Ripete sempre che conoscere la realtà e la sofferenza dei migranti non lo ha mai lasciato indifferente, perché nei migranti vede la presenza stessa di Gesù e considera la loro tutela come una parte integrante della sua pastorale. Per questo si è anche impegnato con i vescovi del Messico e degli Stati Uniti, chiedendo che la riforma migratoria diventi realtà.
Di fronte al massacro di 19 migranti guatemaltechi, uccisi a colpi di arma da fuoco il 23 gennaio a Taumalipas, in Messico – e i cui corpi sono stati ritrovati carbonizzati – il cardinale Ramazzini, Insieme alla rete Clamor (che raccoglie gli organismi ecclesiali latinoamericani che si occupano di migrazioni), ha espresso dolore e indignazione di fronte a questo nuovo atto di violenza perpetrato da gruppi del crimine organizzato.
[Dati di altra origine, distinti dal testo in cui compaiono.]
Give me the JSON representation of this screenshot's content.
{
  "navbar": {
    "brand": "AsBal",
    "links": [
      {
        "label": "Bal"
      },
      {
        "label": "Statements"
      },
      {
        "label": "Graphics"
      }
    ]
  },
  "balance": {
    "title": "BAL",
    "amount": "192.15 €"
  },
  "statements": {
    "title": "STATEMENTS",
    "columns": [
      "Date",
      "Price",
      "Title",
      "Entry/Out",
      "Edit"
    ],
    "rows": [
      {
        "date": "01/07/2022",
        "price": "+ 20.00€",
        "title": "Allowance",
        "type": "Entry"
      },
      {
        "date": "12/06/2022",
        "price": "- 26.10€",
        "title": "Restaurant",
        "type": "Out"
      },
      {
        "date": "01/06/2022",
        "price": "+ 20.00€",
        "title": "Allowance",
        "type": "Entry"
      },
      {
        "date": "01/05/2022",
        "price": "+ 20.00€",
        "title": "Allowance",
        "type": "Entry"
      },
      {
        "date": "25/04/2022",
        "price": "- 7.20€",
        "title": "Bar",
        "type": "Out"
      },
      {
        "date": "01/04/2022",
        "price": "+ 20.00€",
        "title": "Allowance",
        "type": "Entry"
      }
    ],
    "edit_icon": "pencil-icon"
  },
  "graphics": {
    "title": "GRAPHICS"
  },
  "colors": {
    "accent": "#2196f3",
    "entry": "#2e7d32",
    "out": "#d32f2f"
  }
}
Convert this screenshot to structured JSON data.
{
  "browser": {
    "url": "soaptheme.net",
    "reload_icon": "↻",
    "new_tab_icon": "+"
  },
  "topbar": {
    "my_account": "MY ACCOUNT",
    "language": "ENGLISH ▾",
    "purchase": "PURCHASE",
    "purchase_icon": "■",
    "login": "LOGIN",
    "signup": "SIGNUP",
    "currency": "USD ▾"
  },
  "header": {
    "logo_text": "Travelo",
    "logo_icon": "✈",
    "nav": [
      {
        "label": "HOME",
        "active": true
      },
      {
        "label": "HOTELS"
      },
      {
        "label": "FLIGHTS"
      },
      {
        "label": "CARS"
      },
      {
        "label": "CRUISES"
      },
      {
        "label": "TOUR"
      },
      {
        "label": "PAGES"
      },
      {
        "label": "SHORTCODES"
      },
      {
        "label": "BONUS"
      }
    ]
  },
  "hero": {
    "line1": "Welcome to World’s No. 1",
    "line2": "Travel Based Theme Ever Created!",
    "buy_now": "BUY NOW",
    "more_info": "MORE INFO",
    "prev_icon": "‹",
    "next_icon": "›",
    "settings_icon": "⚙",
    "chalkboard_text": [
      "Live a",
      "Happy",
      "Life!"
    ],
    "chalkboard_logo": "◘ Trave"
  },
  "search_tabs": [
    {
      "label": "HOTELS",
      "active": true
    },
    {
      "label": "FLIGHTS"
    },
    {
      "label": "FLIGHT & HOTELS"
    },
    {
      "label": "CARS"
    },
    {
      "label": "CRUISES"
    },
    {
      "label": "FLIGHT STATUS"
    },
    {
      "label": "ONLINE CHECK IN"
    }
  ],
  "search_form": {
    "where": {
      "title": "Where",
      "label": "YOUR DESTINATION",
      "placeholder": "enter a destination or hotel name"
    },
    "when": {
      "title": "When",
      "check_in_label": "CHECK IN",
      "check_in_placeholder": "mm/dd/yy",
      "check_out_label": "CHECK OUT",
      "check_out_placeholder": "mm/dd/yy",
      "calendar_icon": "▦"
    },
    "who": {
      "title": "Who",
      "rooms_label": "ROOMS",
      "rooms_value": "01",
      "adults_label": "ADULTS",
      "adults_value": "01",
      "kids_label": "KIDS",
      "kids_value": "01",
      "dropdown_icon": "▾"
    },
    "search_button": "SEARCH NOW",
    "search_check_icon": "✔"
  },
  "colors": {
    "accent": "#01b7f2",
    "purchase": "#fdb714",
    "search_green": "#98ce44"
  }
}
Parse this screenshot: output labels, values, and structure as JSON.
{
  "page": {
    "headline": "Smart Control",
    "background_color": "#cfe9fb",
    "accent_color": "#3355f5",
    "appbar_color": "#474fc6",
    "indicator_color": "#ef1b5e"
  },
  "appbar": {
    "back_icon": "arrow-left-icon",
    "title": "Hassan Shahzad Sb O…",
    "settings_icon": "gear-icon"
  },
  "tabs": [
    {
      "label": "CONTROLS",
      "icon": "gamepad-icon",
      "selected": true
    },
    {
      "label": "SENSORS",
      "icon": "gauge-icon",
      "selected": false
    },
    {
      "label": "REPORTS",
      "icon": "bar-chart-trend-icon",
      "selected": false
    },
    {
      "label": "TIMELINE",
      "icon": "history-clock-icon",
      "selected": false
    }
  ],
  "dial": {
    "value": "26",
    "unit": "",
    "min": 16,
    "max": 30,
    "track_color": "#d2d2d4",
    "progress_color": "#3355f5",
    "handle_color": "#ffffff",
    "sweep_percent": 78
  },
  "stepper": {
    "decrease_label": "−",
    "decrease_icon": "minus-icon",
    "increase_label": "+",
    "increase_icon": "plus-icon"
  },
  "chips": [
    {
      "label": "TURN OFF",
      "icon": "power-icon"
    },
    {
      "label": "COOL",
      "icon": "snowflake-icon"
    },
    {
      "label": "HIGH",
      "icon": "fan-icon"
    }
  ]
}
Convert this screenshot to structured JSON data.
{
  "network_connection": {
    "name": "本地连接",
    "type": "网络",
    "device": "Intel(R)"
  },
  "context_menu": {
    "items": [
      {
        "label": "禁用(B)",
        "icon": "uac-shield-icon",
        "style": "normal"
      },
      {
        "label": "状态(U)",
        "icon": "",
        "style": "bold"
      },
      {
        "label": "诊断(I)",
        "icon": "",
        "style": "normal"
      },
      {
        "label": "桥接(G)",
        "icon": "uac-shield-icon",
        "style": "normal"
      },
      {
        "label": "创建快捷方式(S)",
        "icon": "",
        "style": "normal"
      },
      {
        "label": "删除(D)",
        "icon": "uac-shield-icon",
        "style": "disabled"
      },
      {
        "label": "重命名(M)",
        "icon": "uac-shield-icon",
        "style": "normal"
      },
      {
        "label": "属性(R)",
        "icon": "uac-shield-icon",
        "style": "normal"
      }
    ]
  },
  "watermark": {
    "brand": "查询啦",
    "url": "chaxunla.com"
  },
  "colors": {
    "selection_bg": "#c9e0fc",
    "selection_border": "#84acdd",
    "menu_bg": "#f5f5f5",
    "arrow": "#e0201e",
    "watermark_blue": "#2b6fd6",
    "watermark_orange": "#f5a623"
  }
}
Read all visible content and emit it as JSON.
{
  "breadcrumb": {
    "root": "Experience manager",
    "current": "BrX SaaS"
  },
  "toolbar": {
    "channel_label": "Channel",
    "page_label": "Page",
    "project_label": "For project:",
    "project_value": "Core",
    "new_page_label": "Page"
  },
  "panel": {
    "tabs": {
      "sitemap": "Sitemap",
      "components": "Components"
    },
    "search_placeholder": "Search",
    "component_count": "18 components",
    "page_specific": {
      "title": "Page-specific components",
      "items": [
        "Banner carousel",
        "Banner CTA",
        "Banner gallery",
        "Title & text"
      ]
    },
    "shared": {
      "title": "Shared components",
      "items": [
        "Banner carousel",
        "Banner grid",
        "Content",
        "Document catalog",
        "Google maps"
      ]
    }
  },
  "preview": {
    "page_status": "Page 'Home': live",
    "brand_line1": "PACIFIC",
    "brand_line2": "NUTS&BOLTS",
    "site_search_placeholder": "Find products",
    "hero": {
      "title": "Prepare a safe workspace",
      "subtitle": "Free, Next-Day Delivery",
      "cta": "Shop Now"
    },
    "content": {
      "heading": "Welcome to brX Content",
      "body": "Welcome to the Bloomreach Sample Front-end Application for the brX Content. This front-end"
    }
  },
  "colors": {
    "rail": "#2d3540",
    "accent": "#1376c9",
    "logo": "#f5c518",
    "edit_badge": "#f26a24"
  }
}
Nella lettera inviata ai presidenti di Messico e Guatemala e ai ministri degli Esteri dei due Paesi esprime «grande preoccupazione per la situazione di tutti i migranti che attraversano il territorio nazionale messicano, poiché la politica migratoria, e la sua attuale gestione, finora non impediscono ai migranti e ai rifugiati di cadere vittime della criminalità organizzata nel loro tentativo di attraversare il territorio messicano, quando per motivi di povertà e persecuzione cercano di lasciare i Paesi di origine e salvaguardare la loro vita e quella delle loro famiglie».
Come i martiri che presto saranno beatificati non hanno abbandonato la loro missione nemmeno davanti alle minacce delle forze militari e paramilitari, così oggi il cardinale Ramazzini, minacciato di morte nel corso degli anni, porta avanti con coraggio evangelizzazione e denuncia delle ingiustizie. “Guai a me se non evangelizzo!”.